In 2020, Irshad was chosen to replace Haris Rauf in the Lahore Qalandars squad after Rauf got injured during a match against Islamabad United. Irshad played his first match in PSL 2020 for Lahore Qalandars against Peshawar Zalmi, he got figures of 0/33 in 2 overs and got a score of 2* as Lahore Qalandars lost by 16 runs. His next match was against Quetta Gladiators and he got figures of 4/30. He didn't get a chance to bat as Lahore Qalandars won by 37 runs. This was the first win for Irshad in the PSL with Lahore Qalandars. The next match came against Islamabad United, Irshad didn't get a chance to bat and he got figures of 1/43 off 4 overs as his side lost by 71 runs. His next match was against Quetta Gladiators where he got figures of 1/9 and he didn't bat as Lahore Qalandars crushed Quetta by 8 wickets.

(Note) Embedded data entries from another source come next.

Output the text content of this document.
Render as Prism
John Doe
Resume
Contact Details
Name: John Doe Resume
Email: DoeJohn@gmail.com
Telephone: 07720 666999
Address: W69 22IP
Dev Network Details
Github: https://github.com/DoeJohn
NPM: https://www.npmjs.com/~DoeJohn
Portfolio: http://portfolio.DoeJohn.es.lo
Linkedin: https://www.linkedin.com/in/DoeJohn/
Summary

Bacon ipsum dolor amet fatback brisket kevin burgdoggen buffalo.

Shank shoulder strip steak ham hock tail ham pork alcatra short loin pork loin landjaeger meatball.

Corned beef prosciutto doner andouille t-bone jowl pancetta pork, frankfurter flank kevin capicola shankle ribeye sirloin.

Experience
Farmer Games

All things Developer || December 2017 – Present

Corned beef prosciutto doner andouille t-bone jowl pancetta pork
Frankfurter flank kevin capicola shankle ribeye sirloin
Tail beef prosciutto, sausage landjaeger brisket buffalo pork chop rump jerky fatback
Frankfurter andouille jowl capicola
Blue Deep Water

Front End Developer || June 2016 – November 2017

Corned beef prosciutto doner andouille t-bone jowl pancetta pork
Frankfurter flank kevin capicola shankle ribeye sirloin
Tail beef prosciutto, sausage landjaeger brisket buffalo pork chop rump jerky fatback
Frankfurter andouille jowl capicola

The next match he played in was against Karachi Kings and he got figures of 1/28 and didn't bat as Lahore Qalandars won by 8 wickets.

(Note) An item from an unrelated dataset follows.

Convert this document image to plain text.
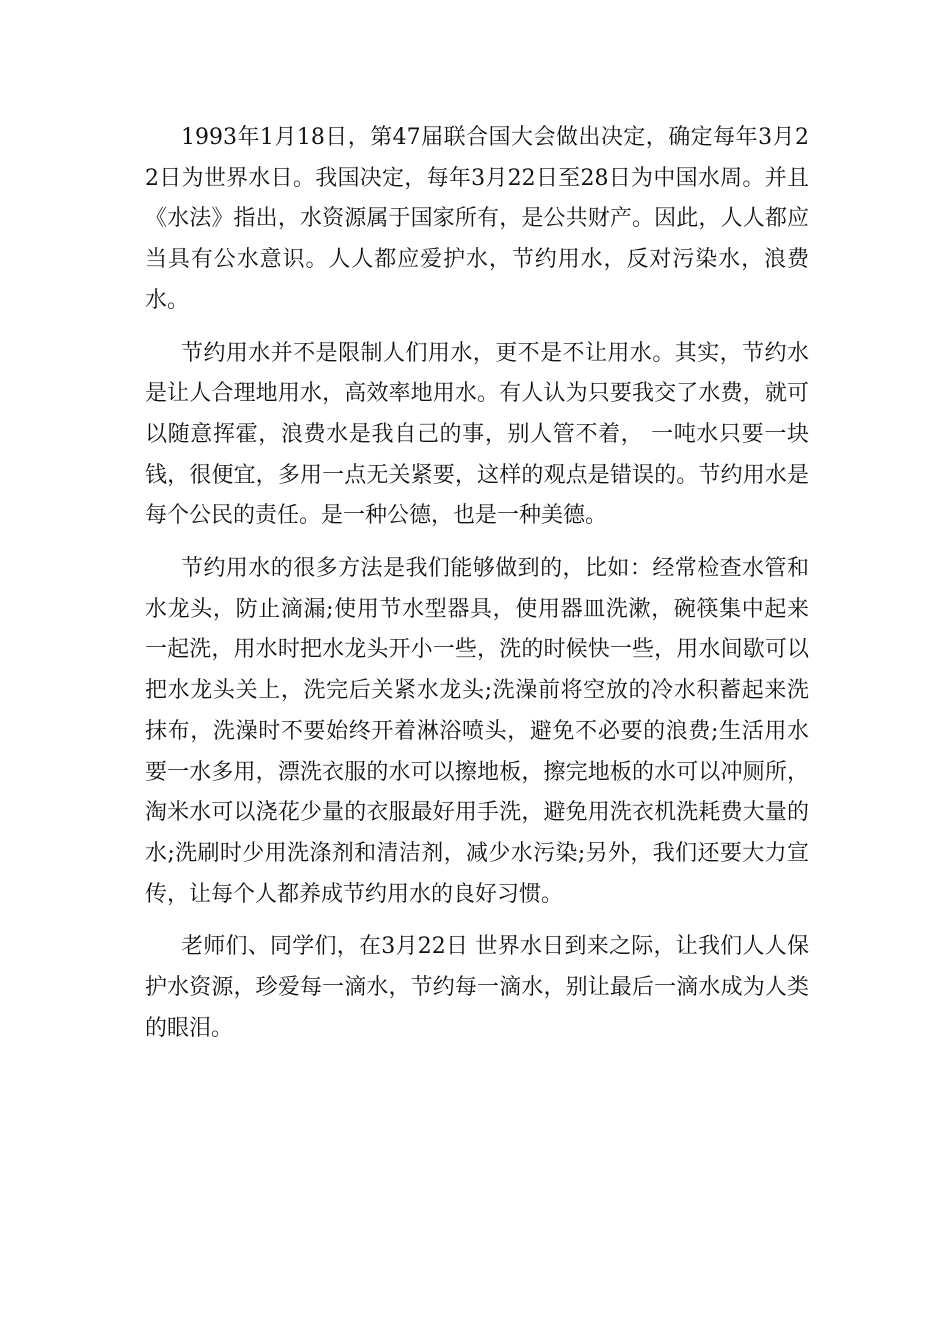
1993年1月18日，第47届联合国大会做出决定，确定每年3月22日为世界水日。我国决定，每年3月22日至28日为中国水周。并且《水法》指出，水资源属于国家所有，是公共财产。因此，人人都应当具有公水意识。人人都应爱护水，节约用水，反对污染水，浪费水。

节约用水并不是限制人们用水，更不是不让用水。其实，节约水是让人合理地用水，高效率地用水。有人认为只要我交了水费，就可以随意挥霍，浪费水是我自己的事，别人管不着， 一吨水只要一块钱，很便宜，多用一点无关紧要，这样的观点是错误的。节约用水是每个公民的责任。是一种公德，也是一种美德。

节约用水的很多方法是我们能够做到的，比如：经常检查水管和水龙头，防止滴漏;使用节水型器具，使用器皿洗漱，碗筷集中起来一起洗，用水时把水龙头开小一些，洗的时候快一些，用水间歇可以把水龙头关上，洗完后关紧水龙头;洗澡前将空放的冷水积蓄起来洗抹布，洗澡时不要始终开着淋浴喷头，避免不必要的浪费;生活用水要一水多用，漂洗衣服的水可以擦地板，擦完地板的水可以冲厕所，淘米水可以浇花少量的衣服最好用手洗，避免用洗衣机洗耗费大量的水;洗刷时少用洗涤剂和清洁剂，减少水污染;另外，我们还要大力宣传，让每个人都养成节约用水的良好习惯。

老师们、同学们，在3月22日 世界水日到来之际，让我们人人保护水资源，珍爱每一滴水，节约每一滴水，别让最后一滴水成为人类的眼泪。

Irshad was picked by Peshawar Zalmi in the silver category during the 2022 PSL draft. He made his debut for Peshawar Zalmi against Lahore Qalandars, his former team. He got figures of 2/47 and got a score of 1*. He also prevented David Wiese's hat-trick after Irshad was originally given out but he reviewed the decision and got the decision overturned. Peshawar went on to lose the match by 29 runs. In his next match, against Karachi Kings, he did not bat and got figures of 0/24 as Peshawar beat Karachi by 9 runs. In the next match against Multan Sultans, he got figures of 1/38 and did not bat as Peshawar got crushed by 57 runs. His next match was against Multan Sultans again in which he got a score of 2(4) and got figures of 2/34 as Peshawar lost by 42 runs. Peshawar played Karachi Kings next and Irshad got figures of 2/25 as Peshawar won comfortably by 55 runs. His next match was against Quetta Gladiators as Irshad got figures of 2/37 which included the wicket of Will Smeed on 99 which denied Smeed his century. Peshawar went on to defeat Quetta by 24 runs. Irshad's last match of the group stage came against Islamabad United as he went on to pick up figures of 3/29 and Peshawar won by 10 runs. He was left out of the squad for the final game of the group stages as Peshawar narrowly beat Lahore Qalandars in a super over. His next match was against Islamabad United in the 1st eliminator and he got figures of 3/31 as Peshawar lost by 5 wickets and were therefore knocked out of the 2022 PSL. He ended the tournament as Peshawar Zalmi's highest wicket taker with 15 wickets, just 5 short of Shaheen Afridi’s 20 (the highest of the tournament). He was named as one of the ‘breakout stars’ of the 2022 PSL by Cricinfo.

Irshad was retained by Peshawar Zalmi in the silver category prior to the 2023 PSL draft.

=== Bangladesh Premier League ===
Irshad was selected by Dhaka Dominators during the 2023 Bangladesh Premier League draft.

=== Caribbean Premier League ===
In August 2023, Irshad was signed by Jamaica Tallawahs for the 2023 Caribbean Premier League. On 23 August, Irshad registered his career best figures of 4/27 against St Kitts and Nevis Patriots.

===Other leagues===
Irshad was chosen in the Lahore Qalandars squad competing in the 2018 Abu Dhabi T20 Trophy but he didn't play in any match as Lahore Qalandars went on to win the tournament.

Irshad was picked by Mirpur Royals for the first edition of the KPL in the gold category. He made his debut against Rawalakot Hawks on the 6th of August 2021. His team lost in eliminator 2 to eventual champions Rawalakot Hawks but he ended the tournament as the highest wicket taker with 16 wickets. He also won the award for The Best Kashmiri Player. Irshad played for the Pokhara Avengers in the 2022 Nepal T20 League. He played for Samp Army in the 2023 Abu Dhabi T10.